#Whisper Transcription Not Working in ChatGPT App

1 messages · Page 1 of 1 (latest)

tranquil novaBOT
#

Reported by @sand flax

Bug Report: Whisper Transcription Not Working in ChatGPT App
`Steps to Reproduce`

Open the ChatGPT app.

Click on the microphone icon to initiate transcription.

Attempt to transcribe audio longer than 1 minute (or even as short as 40 seconds).

Observe that a "Network Error" message appears, preventing any transcription from taking place.

`Expected Result`

The Whisper transcription feature should accurately transcribe spoken words into text, handling longer audio inputs seamlessly.

`Actual Result`

Transcription fails with a "Network Error" message, rendering the feature unusable for longer or even moderately timed audio clips.

`Environment`

Samsung Galaxy S23 Ultra, One UI (latest Android version)

#
Additional Information

Please provide relevant details to help resolve the issue, such as:

  • ChatGPT Shared Link (if applicable).
  • Screenshots or videos demonstrating the problem.

-# ➜ Need to contact support? Visit the OpenAI Help Center.

sand flax
#

I have just conducted an experiment with various devices under different conditions and with various audio lengths to check if the issue persists. I will send you a summary of my experiment, and I kindly ask that you review it as soon as possible. It is crucial for ChatGPT to be able to transcribe long audio, as this is essential for adding information in text format. This functionality is a fundamental part of my workflow; sometimes I am driving or engaged in other activities, and instead of using voice mode, I rely on Whisper mode for transcription. I prefer this method because it prevents interruptions, and I am already accustomed to using transcription through the recorded audio voice system. It provides more control, which is particularly beneficial for transcribing lectures, meetings, and similar activities without interruptions. Thank you for addressing this issue. I will send you the summary of my experiment and a screenshot of the problem (I use ChatGPT on my native language, Brazilian Portuguese)

Devices Tested

Galaxy S23 Ultra
Samsung S20 FE
Samsung Tablet Galaxy Tab S7

#

Methodology
Duration Variability: Audio samples were recorded with durations ranging from 30 seconds up to 10 minutes, increasing incrementally to identify a potential threshold for successful transcription.

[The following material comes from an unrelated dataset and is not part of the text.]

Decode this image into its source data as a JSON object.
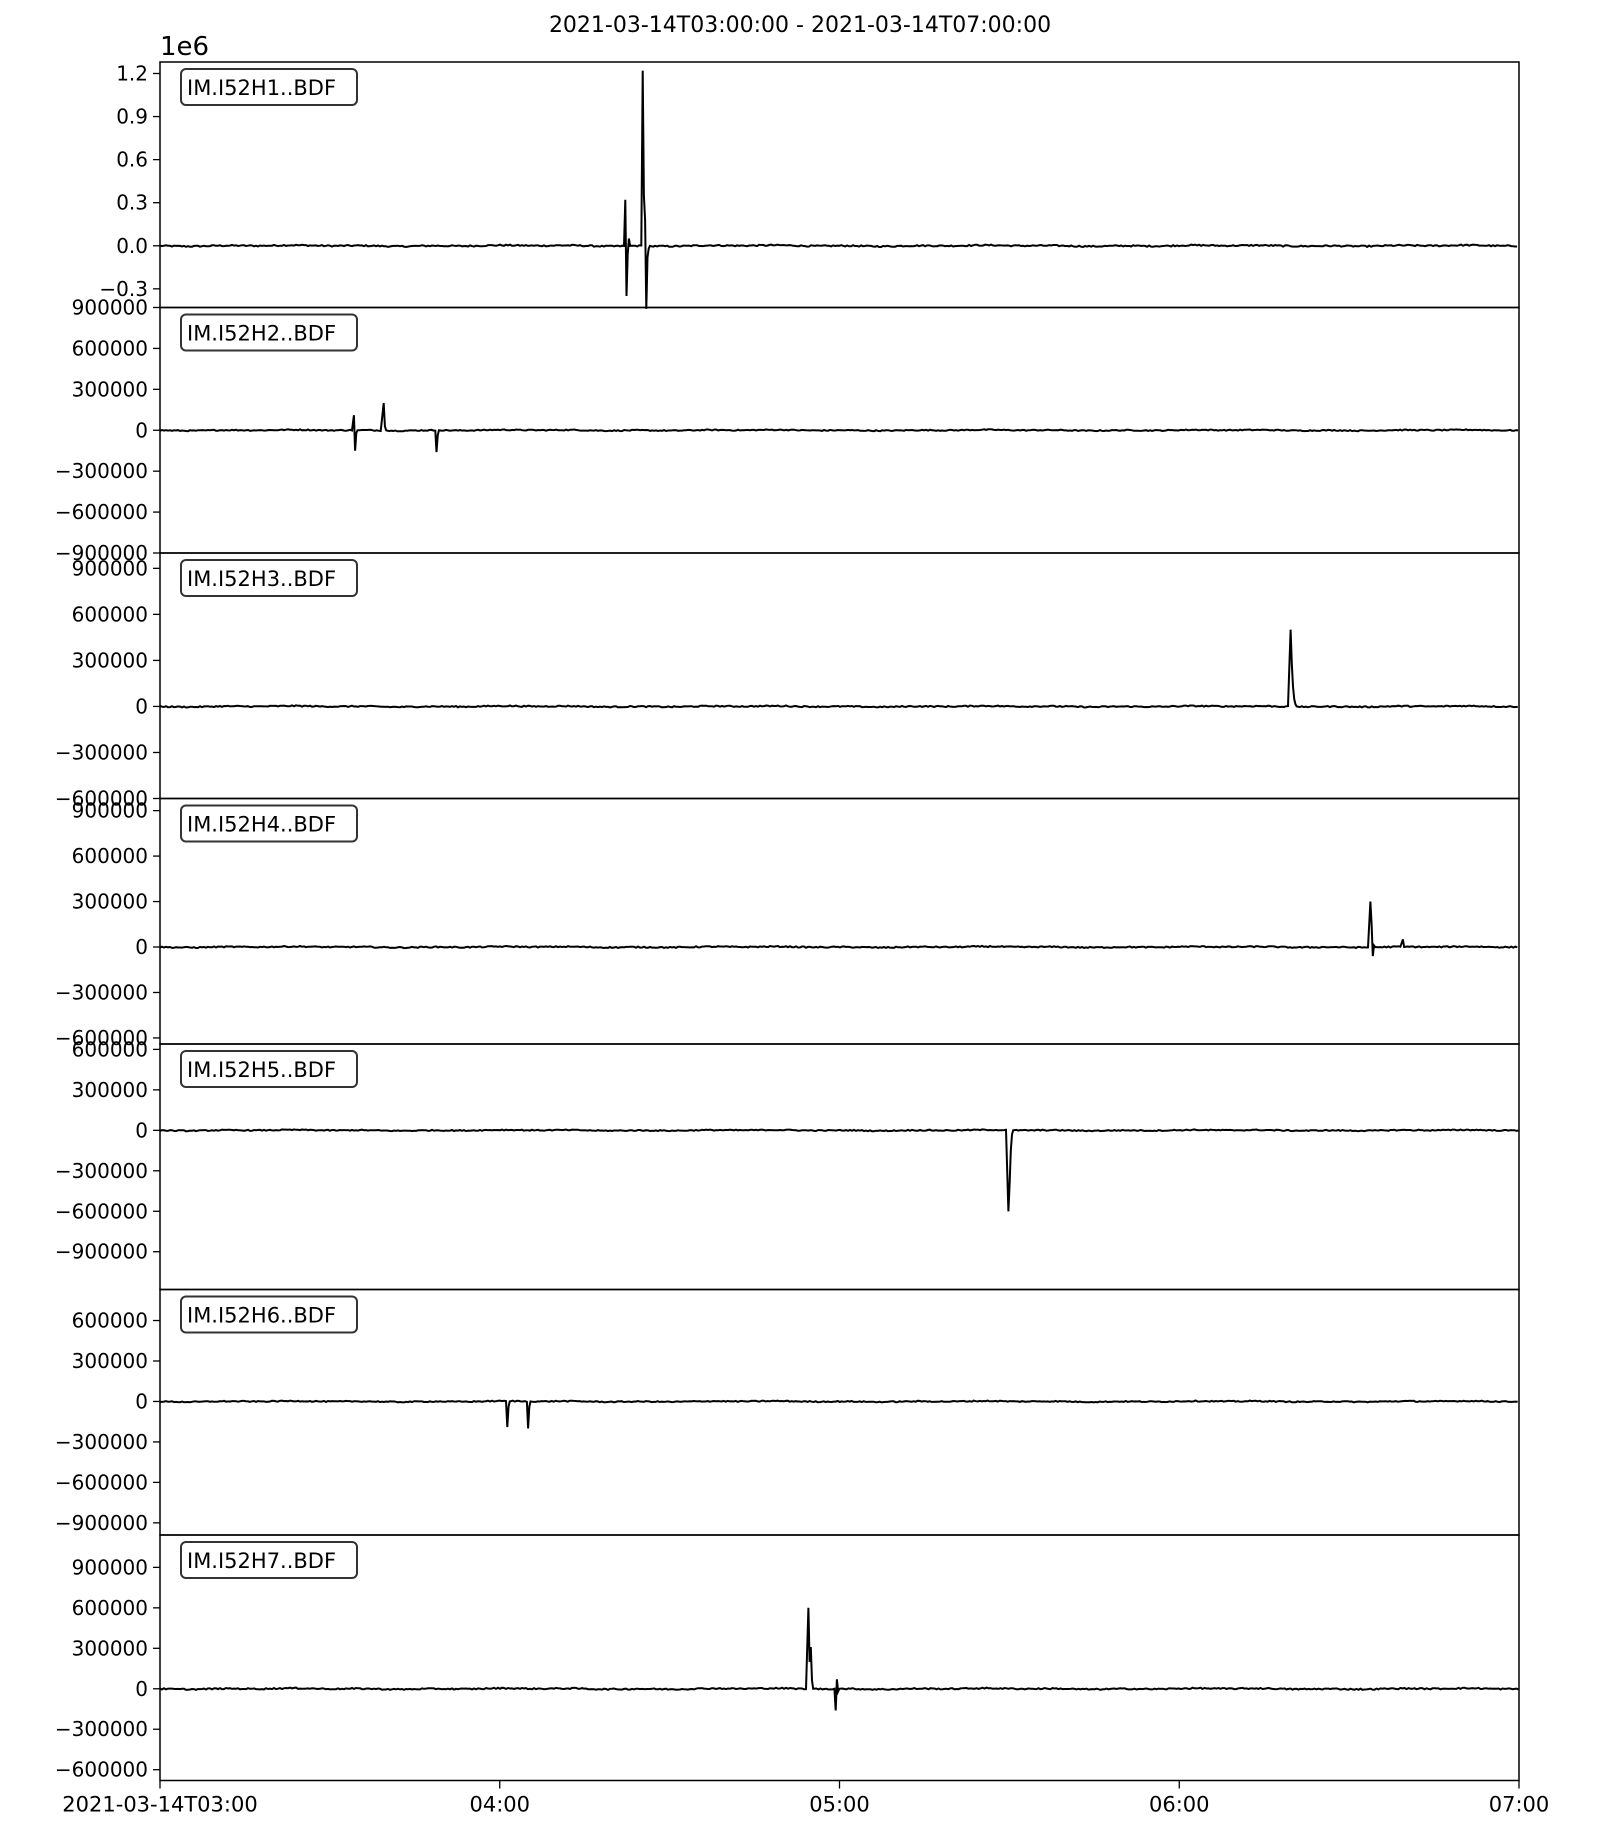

Repetition and Stability: Each test was repeated multiple times to verify if transcription stability decreased after multiple consecutive attempts.

Content and Voice Variability: Different male voices and variations in speech patterns (e.g., speed, tone) were used to see if they impacted transcription quality. In each test, both clear and nuanced articulation styles were applied to assess consistency in recognition accuracy.

Environmental and Network Variability:

Environment: Tests were conducted in silent, moderate, and noisy environments to evaluate performance in varying acoustic conditions.
Network Type: Both Wi-Fi and mobile data were used to check for network-related discrepancies in processing.
Device Comparison: Performance was evaluated across three different devices to understand if hardware configurations influence transcription, especially regarding processing capabilities for longer audio files.

#

Results
Duration Impact:

Shorter audio recordings (under 2 minutes) were transcribed accurately across all devices, with minimal processing time and no network errors.
Error Onset: Transcriptions began failing consistently for audio lengths over 3–5 minutes. The Galaxy S23 Ultra and S20 FE demonstrated noticeable issues around the 5-minute mark, frequently encountering "network error" messages.
10-Minute Recordings: Consistently failed across all devices, regardless of network type or environmental factors.
Repetition and Stability:

Consecutive transcriptions of similar-length recordings reduced transcription success. After approximately three attempts with audio files around 5 minutes or longer, the failure rate increased by about 40%.
Errors included partial transcriptions, abrupt cuts, and an increase in processing delays before a network error occurred.
Voice and Content Variability:

No significant discrepancies were observed between different male voices used. Both voices, when clearly articulated, produced similar results.
Speed variations (fast vs. slow speech) did not significantly impact transcription success in shorter recordings but seemed to slightly influence longer ones, with slower speech having marginally better results for durations just over 3 minutes.